Physics 422 -- Fall 2012

Homework #3, due Friday Sep. 21 at beginning of class

1. [5 pts] (a) Find the equation of motion for the apparatus in Marion & Thornton problem 7.18 using the Lagrangian method. Use the angle theta of the massless string with respect to vertical as your coordinate variable. You will find it convenient to define a constant A by A=(length of string)/R - Pi/2. Do not assume a small angle approximation, and ignore the stuff in Thornton about theta1 and theta2. (Hint: You need to compute the kinetic and potential energies. One way to do that is to first calculate the Cartesian coordinates (x,y) of the mass as a function of theta, and then take derivatives to get the velocity.)

(b) Find the Hamiltonian and use it to obtain Hamilton's equations of motion.
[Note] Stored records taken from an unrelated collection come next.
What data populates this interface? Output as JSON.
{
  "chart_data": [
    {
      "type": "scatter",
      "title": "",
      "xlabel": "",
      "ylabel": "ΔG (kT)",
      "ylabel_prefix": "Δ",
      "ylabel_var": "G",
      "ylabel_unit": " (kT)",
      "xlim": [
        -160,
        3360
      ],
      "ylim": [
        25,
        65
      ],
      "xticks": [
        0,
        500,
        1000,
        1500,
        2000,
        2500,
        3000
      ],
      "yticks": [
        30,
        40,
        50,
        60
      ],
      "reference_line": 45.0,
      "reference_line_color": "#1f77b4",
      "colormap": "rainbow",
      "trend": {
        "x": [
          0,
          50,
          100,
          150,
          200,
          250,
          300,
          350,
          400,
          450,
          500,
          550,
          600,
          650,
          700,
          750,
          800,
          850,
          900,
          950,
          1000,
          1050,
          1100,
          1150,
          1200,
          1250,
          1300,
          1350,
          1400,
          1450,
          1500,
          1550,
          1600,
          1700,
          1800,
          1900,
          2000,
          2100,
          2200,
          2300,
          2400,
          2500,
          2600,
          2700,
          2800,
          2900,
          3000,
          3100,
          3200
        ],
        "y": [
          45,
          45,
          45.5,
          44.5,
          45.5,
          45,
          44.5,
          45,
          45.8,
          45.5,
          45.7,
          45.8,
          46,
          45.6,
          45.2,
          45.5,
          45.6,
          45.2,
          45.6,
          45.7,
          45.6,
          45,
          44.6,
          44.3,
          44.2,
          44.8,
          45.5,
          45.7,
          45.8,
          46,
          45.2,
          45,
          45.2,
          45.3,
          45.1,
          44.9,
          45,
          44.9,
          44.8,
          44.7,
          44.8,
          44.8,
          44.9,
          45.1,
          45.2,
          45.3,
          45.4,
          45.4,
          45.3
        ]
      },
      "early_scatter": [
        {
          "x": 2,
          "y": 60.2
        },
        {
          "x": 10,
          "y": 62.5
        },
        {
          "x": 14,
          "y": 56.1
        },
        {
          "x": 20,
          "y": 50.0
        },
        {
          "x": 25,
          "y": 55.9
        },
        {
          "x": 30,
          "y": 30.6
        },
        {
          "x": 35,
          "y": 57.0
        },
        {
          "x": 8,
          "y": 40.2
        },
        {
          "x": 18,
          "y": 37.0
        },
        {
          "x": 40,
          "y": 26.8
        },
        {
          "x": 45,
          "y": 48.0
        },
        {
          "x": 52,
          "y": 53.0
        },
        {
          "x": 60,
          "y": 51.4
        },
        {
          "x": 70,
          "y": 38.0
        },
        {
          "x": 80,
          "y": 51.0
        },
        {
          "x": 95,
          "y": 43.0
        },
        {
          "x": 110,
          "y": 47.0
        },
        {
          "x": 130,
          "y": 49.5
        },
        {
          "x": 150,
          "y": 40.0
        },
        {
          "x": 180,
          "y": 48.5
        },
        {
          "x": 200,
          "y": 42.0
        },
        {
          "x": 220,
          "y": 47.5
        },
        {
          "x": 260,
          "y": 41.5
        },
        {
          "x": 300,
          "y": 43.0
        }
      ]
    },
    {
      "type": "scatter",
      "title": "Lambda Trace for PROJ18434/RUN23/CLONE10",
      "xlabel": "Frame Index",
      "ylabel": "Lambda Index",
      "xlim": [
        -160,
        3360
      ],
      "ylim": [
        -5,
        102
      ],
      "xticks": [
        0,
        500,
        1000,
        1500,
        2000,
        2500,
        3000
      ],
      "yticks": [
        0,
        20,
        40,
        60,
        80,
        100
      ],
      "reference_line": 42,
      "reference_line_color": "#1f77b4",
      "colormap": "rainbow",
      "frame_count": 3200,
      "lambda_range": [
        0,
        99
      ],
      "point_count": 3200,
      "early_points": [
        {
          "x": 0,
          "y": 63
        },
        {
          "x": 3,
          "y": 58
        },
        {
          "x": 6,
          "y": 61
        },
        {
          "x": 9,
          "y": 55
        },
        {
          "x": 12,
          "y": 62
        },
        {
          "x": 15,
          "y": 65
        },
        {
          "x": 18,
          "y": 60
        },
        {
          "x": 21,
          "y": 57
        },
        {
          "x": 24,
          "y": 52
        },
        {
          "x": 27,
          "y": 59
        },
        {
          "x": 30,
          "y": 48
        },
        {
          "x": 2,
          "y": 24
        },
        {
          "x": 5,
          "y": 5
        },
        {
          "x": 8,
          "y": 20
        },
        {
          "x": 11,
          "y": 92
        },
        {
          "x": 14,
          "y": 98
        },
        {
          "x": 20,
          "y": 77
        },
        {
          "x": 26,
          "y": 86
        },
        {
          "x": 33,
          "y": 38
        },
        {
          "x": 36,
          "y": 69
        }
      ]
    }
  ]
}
(c) Now make the approximation that the angle is small and find the frequency for small oscillations.

2. [5 pts] Consider a pendulum that consists of a mass M hanging from a massless string of length r. The string is being pulled upward at constant velocity through a tiny hole in the ceiling, so the length of the pendulum is given by r = r0 - alpha*t, where alpha is a constant. Let theta be the angle of the string with respect to vertical. Assume that the motion is in a vertical plane, but do not make small angle approximations.
(a) Find the Lagrange equation of motion.

(b) Find the Hamilton equations of motion.

(c) Find the equation of motion in the approximation that the angle theta is small. (You do not have to solve the equation of motion -- its solution will be discussed in lecture.)